David Hackett Fischer’s splendid new book is satisfying on every level from adventure tale to civics lesson. Paul Revere is indeed at the center of the story, but Fischer’s meticulous reconstruction of his ride has a larger purpose: in restoring to a shopworn allegorical figure the decisive role he actually played in great events, the author means to remind us of the importance of contingency in history. If Paul Revere hadn’t ridden when he did, if he hadn’t spread the word of the British expedition coming from Boston with a particularly effective combination of courage and intelligence, the Middlesex militia could not have rallied with the speed and in the numbers that it did—and the American Revolution might not have broken out on April 19, 1775.
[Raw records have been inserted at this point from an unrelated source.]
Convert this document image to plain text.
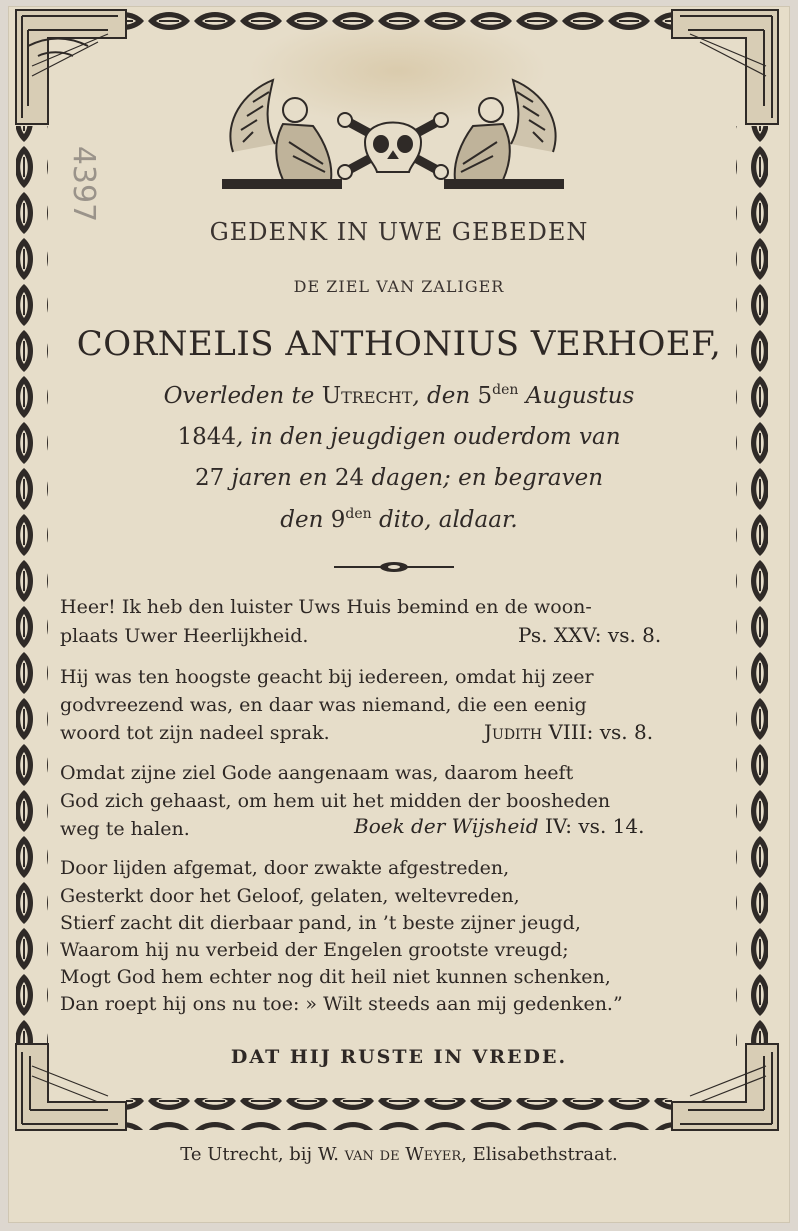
4397
GEDENK IN UWE GEBEDEN
DE ZIEL VAN ZALIGER
CORNELIS ANTHONIUS VERHOEF,
Overleden te Utrecht, den $5^{den}$ Augustus
1844, in den jeugdigen ouderdom van
27 jaren en 24 dagen; en begraven
den $9^{den}$ dito, aldaar.
Heer! Ik heb den luister Uws Huis bemind en de woon-
plaats Uwer Heerlijkheid.	Ps. XXV: vs. 8.
Hij was ten hoogste geacht bij iedereen, omdat hij zeer
godvreezend was, en daar was niemand, die een eenig
woord tot zijn nadeel sprak.	Judith VIII: vs. 8.
Omdat zijne ziel Gode aangenaam was, daarom heeft
God zich gehaast, om hem uit het midden der boosheden
weg te halen.	Boek der Wijsheid IV: vs. 14.
Door lijden afgemat, door zwakte afgestreden,
Gesterkt door het Geloof, gelaten, weltevreden,
Stierf zacht dit dierbaar pand, in ’t beste zijner jeugd,
Waarom hij nu verbeid der Engelen grootste vreugd;
Mogt God hem echter nog dit heil niet kunnen schenken,
Dan roept hij ons nu toe: » Wilt steeds aan mij gedenken.”
DAT HIJ RUSTE IN VREDE.
Te Utrecht, bij W. van de Weyer, Elisabethstraat.
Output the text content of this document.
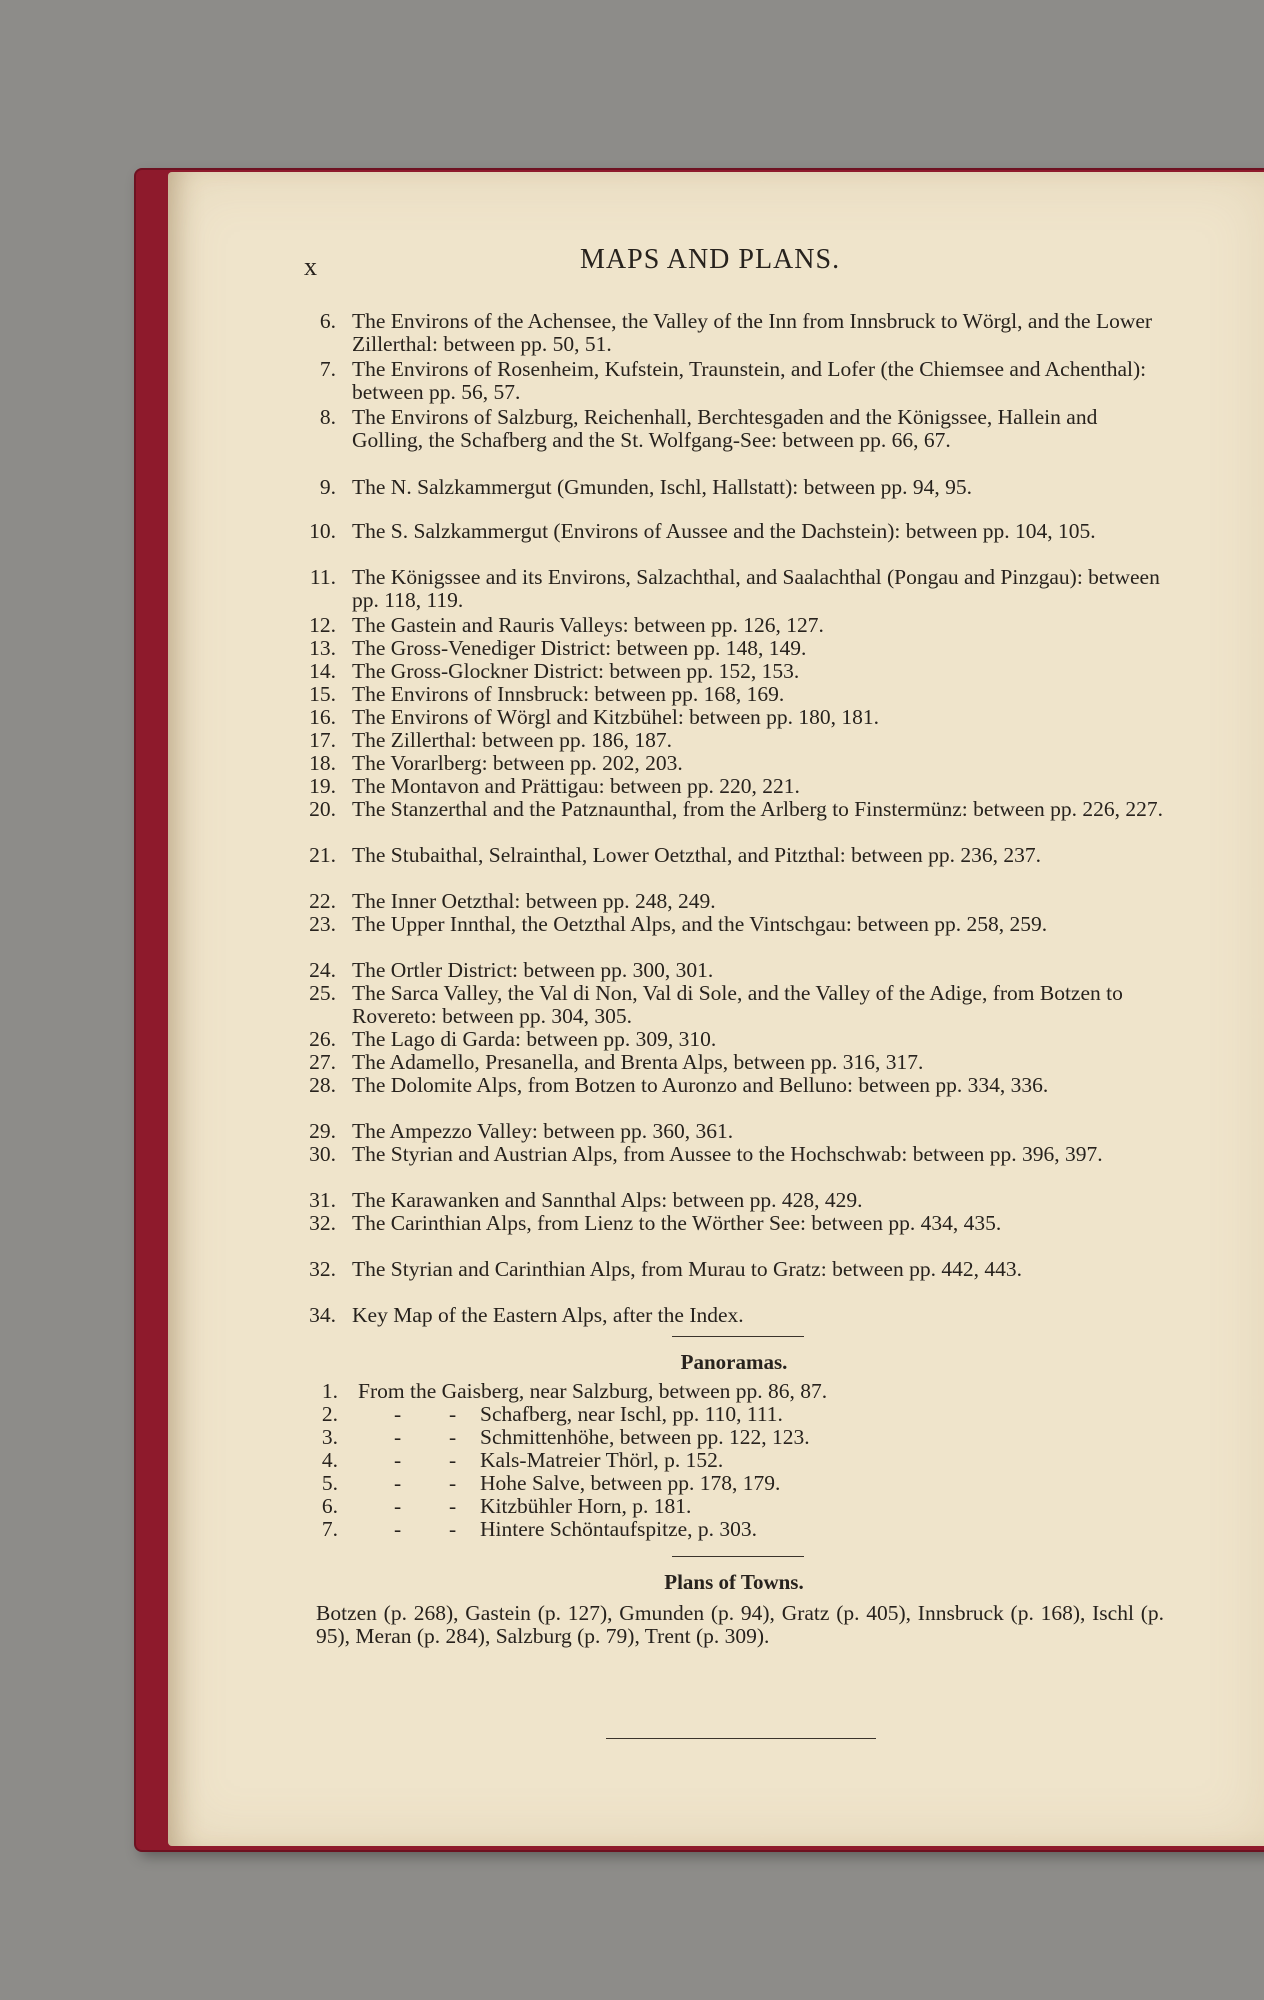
x	MAPS AND PLANS.
6. The Environs of the Achensee, the Valley of the Inn from Innsbruck to Wörgl, and the Lower Zillerthal: between pp. 50, 51.
7. The Environs of Rosenheim, Kufstein, Traunstein, and Lofer (the Chiemsee and Achenthal): between pp. 56, 57.
8. The Environs of Salzburg, Reichenhall, Berchtesgaden and the Königssee, Hallein and Golling, the Schafberg and the St. Wolfgang-See: between pp. 66, 67.
9. The N. Salzkammergut (Gmunden, Ischl, Hallstatt): between pp. 94, 95.
10. The S. Salzkammergut (Environs of Aussee and the Dachstein): between pp. 104, 105.
11. The Königssee and its Environs, Salzachthal, and Saalachthal (Pongau and Pinzgau): between pp. 118, 119.
12. The Gastein and Rauris Valleys: between pp. 126, 127.
13. The Gross-Venediger District: between pp. 148, 149.
14. The Gross-Glockner District: between pp. 152, 153.
15. The Environs of Innsbruck: between pp. 168, 169.
16. The Environs of Wörgl and Kitzbühel: between pp. 180, 181.
17. The Zillerthal: between pp. 186, 187.
18. The Vorarlberg: between pp. 202, 203.
19. The Montavon and Prättigau: between pp. 220, 221.
20. The Stanzerthal and the Patznaunthal, from the Arlberg to Finstermünz: between pp. 226, 227.
21. The Stubaithal, Selrainthal, Lower Oetzthal, and Pitzthal: between pp. 236, 237.
22. The Inner Oetzthal: between pp. 248, 249.
23. The Upper Innthal, the Oetzthal Alps, and the Vintschgau: between pp. 258, 259.
24. The Ortler District: between pp. 300, 301.
25. The Sarca Valley, the Val di Non, Val di Sole, and the Valley of the Adige, from Botzen to Rovereto: between pp. 304, 305.
26. The Lago di Garda: between pp. 309, 310.
27. The Adamello, Presanella, and Brenta Alps, between pp. 316, 317.
28. The Dolomite Alps, from Botzen to Auronzo and Belluno: between pp. 334, 336.
29. The Ampezzo Valley: between pp. 360, 361.
30. The Styrian and Austrian Alps, from Aussee to the Hochschwab: between pp. 396, 397.
31. The Karawanken and Sannthal Alps: between pp. 428, 429.
32. The Carinthian Alps, from Lienz to the Wörther See: between pp. 434, 435.
32. The Styrian and Carinthian Alps, from Murau to Gratz: between pp. 442, 443.
34. Key Map of the Eastern Alps, after the Index.
Panoramas.
1. From the Gaisberg, near Salzburg, between pp. 86, 87.
2.	- - Schafberg, near Ischl, pp. 110, 111.
3.	- - Schmittenhöhe, between pp. 122, 123.
4.	- - Kals-Matreier Thörl, p. 152.
5.	- - Hohe Salve, between pp. 178, 179.
6.	- - Kitzbühler Horn, p. 181.
7.	- - Hintere Schöntaufspitze, p. 303.
Plans of Towns.
Botzen (p. 268), Gastein (p. 127), Gmunden (p. 94), Gratz (p. 405), Innsbruck (p. 168), Ischl (p. 95), Meran (p. 284), Salzburg (p. 79), Trent (p. 309).
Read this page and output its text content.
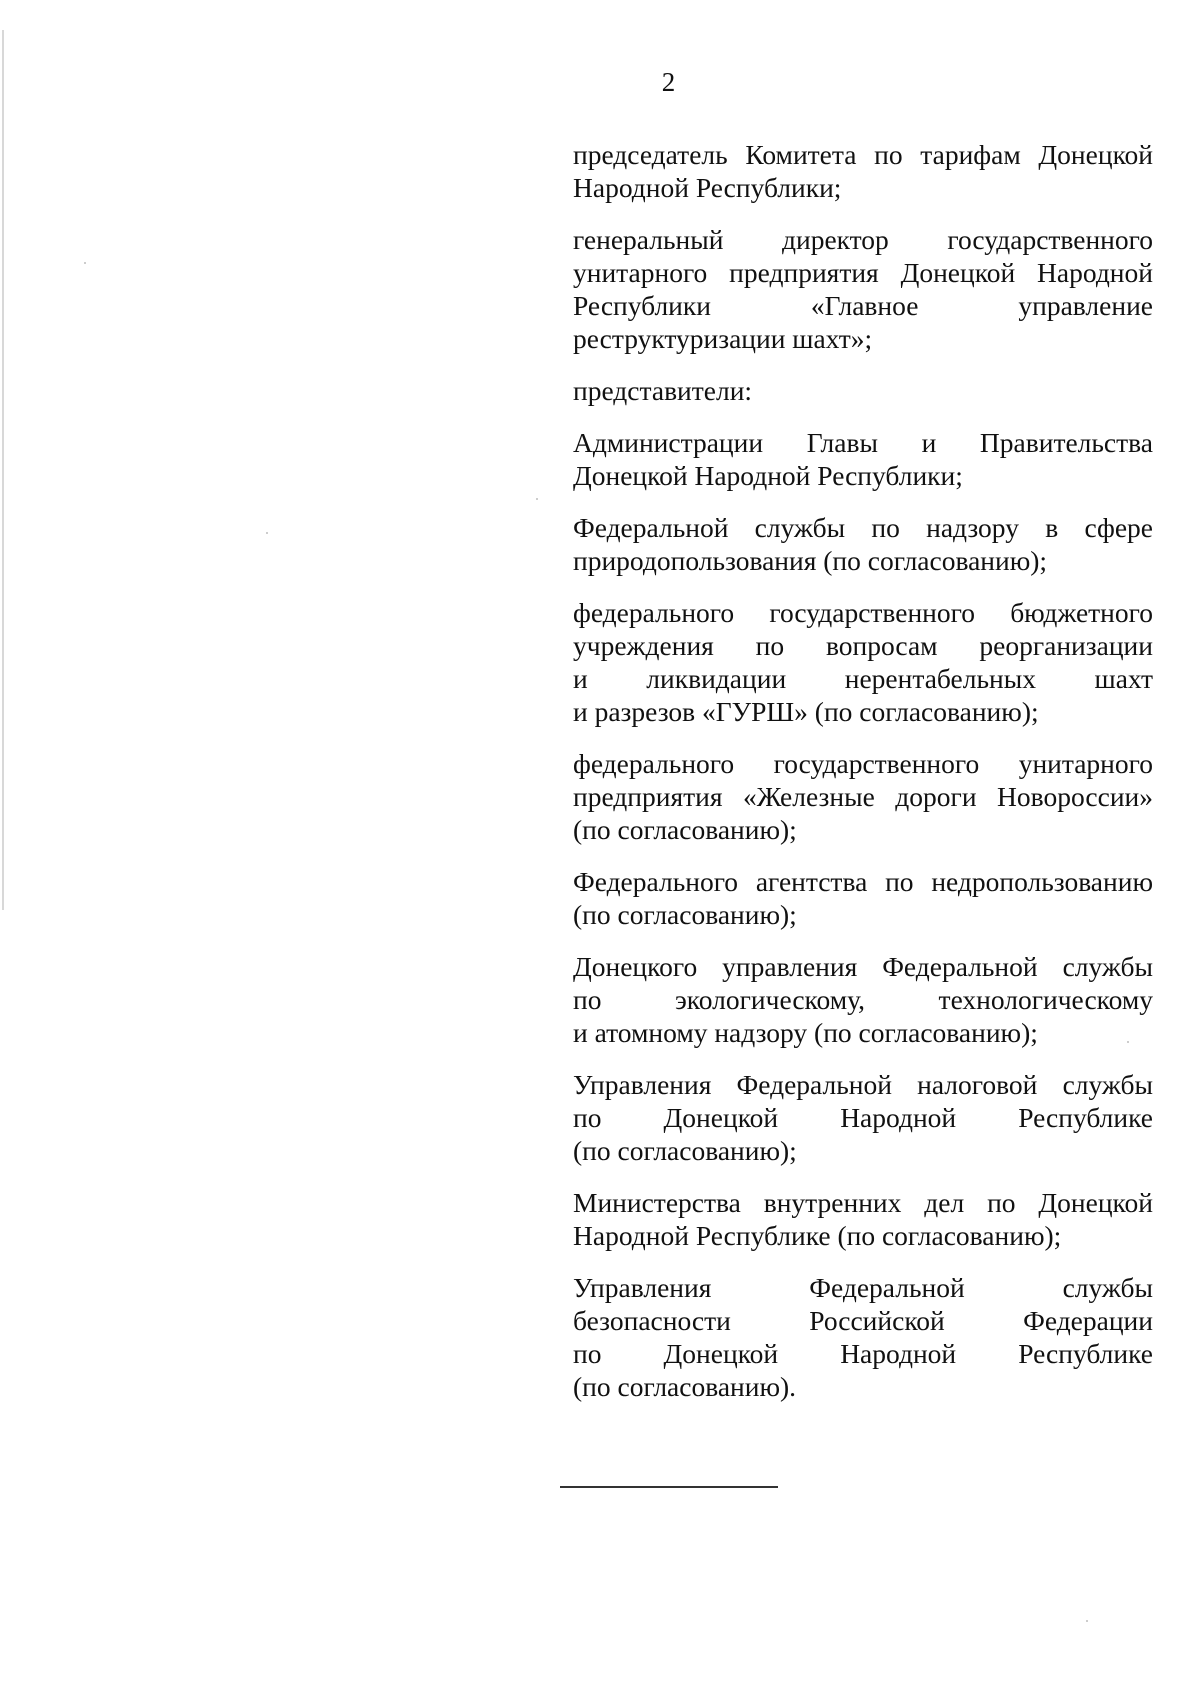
2
председатель Комитета по тарифам Донецкой
Народной Республики;
генеральный директор государственного
унитарного предприятия Донецкой Народной
Республики «Главное управление
реструктуризации шахт»;
представители:
Администрации Главы и Правительства
Донецкой Народной Республики;
Федеральной службы по надзору в сфере
природопользования (по согласованию);
федерального государственного бюджетного
учреждения по вопросам реорганизации
и ликвидации нерентабельных шахт
и разрезов «ГУРШ» (по согласованию);
федерального государственного унитарного
предприятия «Железные дороги Новороссии»
(по согласованию);
Федерального агентства по недропользованию
(по согласованию);
Донецкого управления Федеральной службы
по экологическому, технологическому
и атомному надзору (по согласованию);
Управления Федеральной налоговой службы
по Донецкой Народной Республике
(по согласованию);
Министерства внутренних дел по Донецкой
Народной Республике (по согласованию);
Управления Федеральной службы
безопасности Российской Федерации
по Донецкой Народной Республике
(по согласованию).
Fischer does not make his case through argument but through narrative, a headlong tale told so effectively that its momentum carries the reader right on through the lively endnotes. On the way there is courage and carnage (it’s easy to forget how very brutal things got that spring afternoon) and even a good deal of humor before Lord Percy’s exhausted redcoats finally stagger back into Boston while, writes Fischer, “the sun was setting on the ruins of an empire.”

Throughout the book Fischer measures Revere against another man who believed in liberty and the rule of law: Thomas Gage, the unhappy commander of all the British forces in North America. “We have much to learn from these half-remembered men,” he writes, “—a set of truths that our generation has lost or forgotten. In their different ways, they knew that to be free is to choose. The history of a free people is a history of hard choices. In that respect, when Paul Revere alarmed the Massachusetts countryside, he was carrying a message for us.”